3 major updates from OpenAI DevDay 2025: Apps, AgentKit, GPT‑5 API upgrades
OpenAI has turned ChatGPT into an app platform, introduced AgentKit to help developers build and ship production agents, and highlighted GPT‑5 and other model updates in its API at DevDay 2025.
OpenAI has used its DevDay 2025 keynote in San Francisco on 6 October to detail a trio of developer-focused updates.
These include a new Apps SDK to build third‑party apps inside ChatGPT, an “AgentKit” toolkit aimed at taking AI agents from prototype to production, and expanded access to its most capable models in the API, including GPT‑5.
The push has underscored a platform strategy that spans ChatGPT, agent tooling and the core API.
Apps inside ChatGPT
OpenAI has opened a preview Apps SDK that lets developers build interactive apps which run directly inside ChatGPT, with design and developer guidelines and an app directory planned for later this year. Early launch partners showcased during the keynote included services such as Spotify, Canva and Zillow, enabling users to complete tasks in‑chat with app UIs and actions.
The Apps SDK preview has been made available today; OpenAI has said app submissions will open later in 2025.
OpenAI has also published quality, safety and design criteria for app listings to govern discovery and distribution.
Building and shipping AI agents
Alongside Apps, OpenAI has introduced AgentKit, described on stage as a complete toolkit to build, ship and optimise AI agents.
It has combined a visual Agent Builder, an embeddable chat UI (“ChatKit”), configurable guardrails and expanded evaluations, with a live demo showing a simple agent assembled in under eight minutes.
AgentKit sits on top of OpenAI’s earlier agent foundations—the Responses API, built‑in tools (web search, file search, computer use) and the open‑source Agents SDK—released in March.
OpenAI has previously positioned the Agents SDK and Responses API as its building blocks for single‑ and multi‑agent orchestration with tracing and guardrails, signalling a path to today’s bundled kit.
Models and API: GPT‑5 and developer‑oriented controls
OpenAI has already made GPT‑5 available in the API as of 7 August, touting stronger coding and agentic performance and new developer controls, including a verbosity setting and a “minimal” reasoning mode.
The company has also added GPT‑5‑codex in September as a coding‑optimised variant, and earlier in June has released o3‑pro across ChatGPT and the API. Today’s DevDay has framed these as the model backbone for Apps and AgentKit.
GPT‑5 has been offered in three sizes (gpt‑5, gpt‑5‑mini, gpt‑5‑nano) with support for tool use, structured outputs, prompt caching and parallel tool calls.
Model release notes have recorded GPT‑5‑codex (15 September) and o3‑pro availability (10 June), expanding options for reasoning and coding workloads.
ChatGPT agent broadens real‑world reach
Over the summer, OpenAI has folded its Operator research preview into ChatGPT as “agent mode,” which can browse, operate a remote computer, run code in a restricted terminal and connect to first‑party data sources.

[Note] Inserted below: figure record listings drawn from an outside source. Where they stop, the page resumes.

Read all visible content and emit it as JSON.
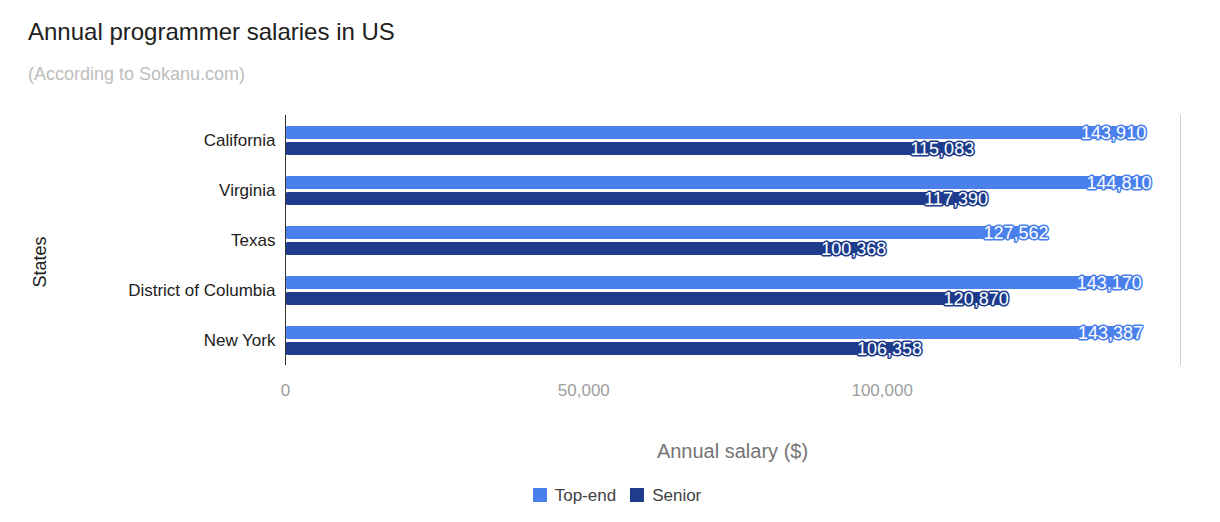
{
  "chart_data": {
    "type": "bar",
    "title": "Annual programmer salaries in US",
    "subtitle": "(According to Sokanu.com)",
    "orientation": "horizontal",
    "xlabel": "Annual salary ($)",
    "ylabel": "States",
    "categories": [
      "California",
      "Virginia",
      "Texas",
      "District of Columbia",
      "New York"
    ],
    "series": [
      {
        "name": "Top-end",
        "color": "#4a80ec",
        "values": [
          143910,
          144810,
          127562,
          143170,
          143387
        ],
        "value_labels": [
          "143,910",
          "144,810",
          "127,562",
          "143,170",
          "143,387"
        ]
      },
      {
        "name": "Senior",
        "color": "#1d3c8c",
        "values": [
          115083,
          117390,
          100368,
          120870,
          106358
        ],
        "value_labels": [
          "115,083",
          "117,390",
          "100,368",
          "120,870",
          "106,358"
        ]
      }
    ],
    "xlim": [
      0,
      150000
    ],
    "xticks": [
      0,
      {
        "value": 50000,
        "label": "50,000"
      },
      {
        "value": 100000,
        "label": "100,000"
      }
    ],
    "data_labels": true,
    "legend": "bottom",
    "grid": false
  }
}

Today’s Apps and AgentKit moves have extended that agentic arc from end‑user features to developer tooling.
By bringing an app platform into ChatGPT and packaging agent tooling, OpenAI has sought to make its ecosystem stickier for both users and developers.
Chief executive Sam Altman has framed the shift as moving from systems you ask anything to systems you ask to do anything—pairing an in‑chat runtime (Apps) with the means to build reliable agents (AgentKit) and the horsepower to run them (GPT‑5).
Availability and rollout
Apps SDK has been released in developer preview; submissions to the directory have been planned “later this year.”
AgentKit components have been demonstrated on stage; underlying agent capabilities via the Responses API, built‑in tools and the Agents SDK have been available since 11 March 2025.
GPT‑5 for developers has been available in the API since 7 August 2025; GPT‑5‑codex has been added on 15 September 2025.